Couples work may involve: expressing differences without anger and conflict, embracing the roles of parenthood, building togetherness, strengthening trust, joint decision-making, building or reinforcing sexual and romantic intimacy, clarifying roles, and dealing with life’s crises and changes.


Many family constellations exist with unique needs and cultures (e.g. multi-generational, grandparent-headed, foster, two-parent, single parent, blended step-families, families headed by opposite-sex couples, and families headed by same-sex couples).  At any stage of life, these family relationships have been identified as a key factor in mental and emotional well-being.  When family members experience various kinds of problems, stress, and conflict, it impacts all members.  Because one person’s behavior often affects the behavior of other family members, involving families in solutions is often beneficial.  Challenges that families face may include: excessive conflict, lack of structure, poor communication, teen rebellion, and adjustments related to grief and loss, divorce, illness, a new child, or changes in finances to name a few.
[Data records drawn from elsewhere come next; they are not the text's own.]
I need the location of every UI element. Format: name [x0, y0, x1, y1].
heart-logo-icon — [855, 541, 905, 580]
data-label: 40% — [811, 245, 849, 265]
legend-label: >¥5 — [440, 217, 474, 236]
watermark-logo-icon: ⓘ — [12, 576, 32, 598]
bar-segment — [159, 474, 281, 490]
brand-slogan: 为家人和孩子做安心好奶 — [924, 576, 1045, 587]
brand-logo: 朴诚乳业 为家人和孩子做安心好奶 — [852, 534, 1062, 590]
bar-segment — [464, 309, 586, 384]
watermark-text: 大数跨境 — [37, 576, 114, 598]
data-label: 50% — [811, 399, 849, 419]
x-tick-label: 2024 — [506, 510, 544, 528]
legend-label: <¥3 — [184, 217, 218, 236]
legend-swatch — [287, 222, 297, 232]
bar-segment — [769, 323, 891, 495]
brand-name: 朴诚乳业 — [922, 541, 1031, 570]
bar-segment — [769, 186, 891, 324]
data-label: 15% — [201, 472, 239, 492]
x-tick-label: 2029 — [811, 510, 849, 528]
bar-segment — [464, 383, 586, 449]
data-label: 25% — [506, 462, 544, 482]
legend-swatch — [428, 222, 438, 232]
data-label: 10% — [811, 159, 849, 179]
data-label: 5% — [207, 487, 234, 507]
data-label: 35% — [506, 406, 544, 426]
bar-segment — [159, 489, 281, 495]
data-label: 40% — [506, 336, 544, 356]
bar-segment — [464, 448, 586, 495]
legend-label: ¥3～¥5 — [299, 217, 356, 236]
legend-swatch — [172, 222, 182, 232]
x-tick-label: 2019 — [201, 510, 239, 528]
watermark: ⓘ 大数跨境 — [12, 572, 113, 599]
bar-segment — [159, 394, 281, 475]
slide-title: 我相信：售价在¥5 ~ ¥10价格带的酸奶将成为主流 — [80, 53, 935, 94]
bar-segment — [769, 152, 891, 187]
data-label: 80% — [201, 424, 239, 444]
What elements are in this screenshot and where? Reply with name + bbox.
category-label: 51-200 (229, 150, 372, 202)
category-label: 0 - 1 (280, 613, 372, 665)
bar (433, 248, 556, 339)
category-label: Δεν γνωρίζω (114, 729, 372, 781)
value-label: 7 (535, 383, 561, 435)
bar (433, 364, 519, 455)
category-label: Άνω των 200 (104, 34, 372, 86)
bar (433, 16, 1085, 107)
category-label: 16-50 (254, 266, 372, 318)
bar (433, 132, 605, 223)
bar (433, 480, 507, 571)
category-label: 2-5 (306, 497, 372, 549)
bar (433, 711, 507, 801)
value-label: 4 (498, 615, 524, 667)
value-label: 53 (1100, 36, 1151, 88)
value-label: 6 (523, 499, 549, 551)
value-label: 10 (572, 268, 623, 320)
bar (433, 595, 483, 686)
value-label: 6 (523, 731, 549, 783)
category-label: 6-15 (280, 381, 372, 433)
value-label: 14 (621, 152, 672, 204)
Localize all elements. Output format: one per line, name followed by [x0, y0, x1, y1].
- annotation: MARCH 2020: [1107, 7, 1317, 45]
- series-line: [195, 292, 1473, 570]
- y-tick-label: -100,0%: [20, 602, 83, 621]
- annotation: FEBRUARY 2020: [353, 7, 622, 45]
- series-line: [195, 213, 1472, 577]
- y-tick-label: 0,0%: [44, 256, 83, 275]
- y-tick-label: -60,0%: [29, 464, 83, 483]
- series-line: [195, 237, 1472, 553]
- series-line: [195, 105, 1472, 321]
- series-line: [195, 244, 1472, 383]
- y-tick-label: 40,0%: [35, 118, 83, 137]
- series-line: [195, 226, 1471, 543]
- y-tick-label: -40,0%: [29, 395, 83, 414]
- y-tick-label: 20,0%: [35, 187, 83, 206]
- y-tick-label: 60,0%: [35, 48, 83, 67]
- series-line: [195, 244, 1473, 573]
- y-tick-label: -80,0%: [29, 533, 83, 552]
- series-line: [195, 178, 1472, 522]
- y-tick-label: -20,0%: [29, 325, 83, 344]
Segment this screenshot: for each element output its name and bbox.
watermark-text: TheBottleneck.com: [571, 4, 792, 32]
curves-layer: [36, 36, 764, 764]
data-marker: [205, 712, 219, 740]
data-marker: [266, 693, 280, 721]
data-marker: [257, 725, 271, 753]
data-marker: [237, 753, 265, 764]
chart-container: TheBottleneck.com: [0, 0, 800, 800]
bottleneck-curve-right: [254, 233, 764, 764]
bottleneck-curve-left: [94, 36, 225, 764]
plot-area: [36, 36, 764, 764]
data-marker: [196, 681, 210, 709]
Family work often involves examining family patterns, family communication style, and family culture in order to improve the well-being of all members involved.  Family therapy may include setting reasonable expectations, identifying clear family rules, developing shared activities, building teamwork and cooperation, nurturing supportive relationships, increasing effective communication, and fostering a sense of trust, security, and respect between family members.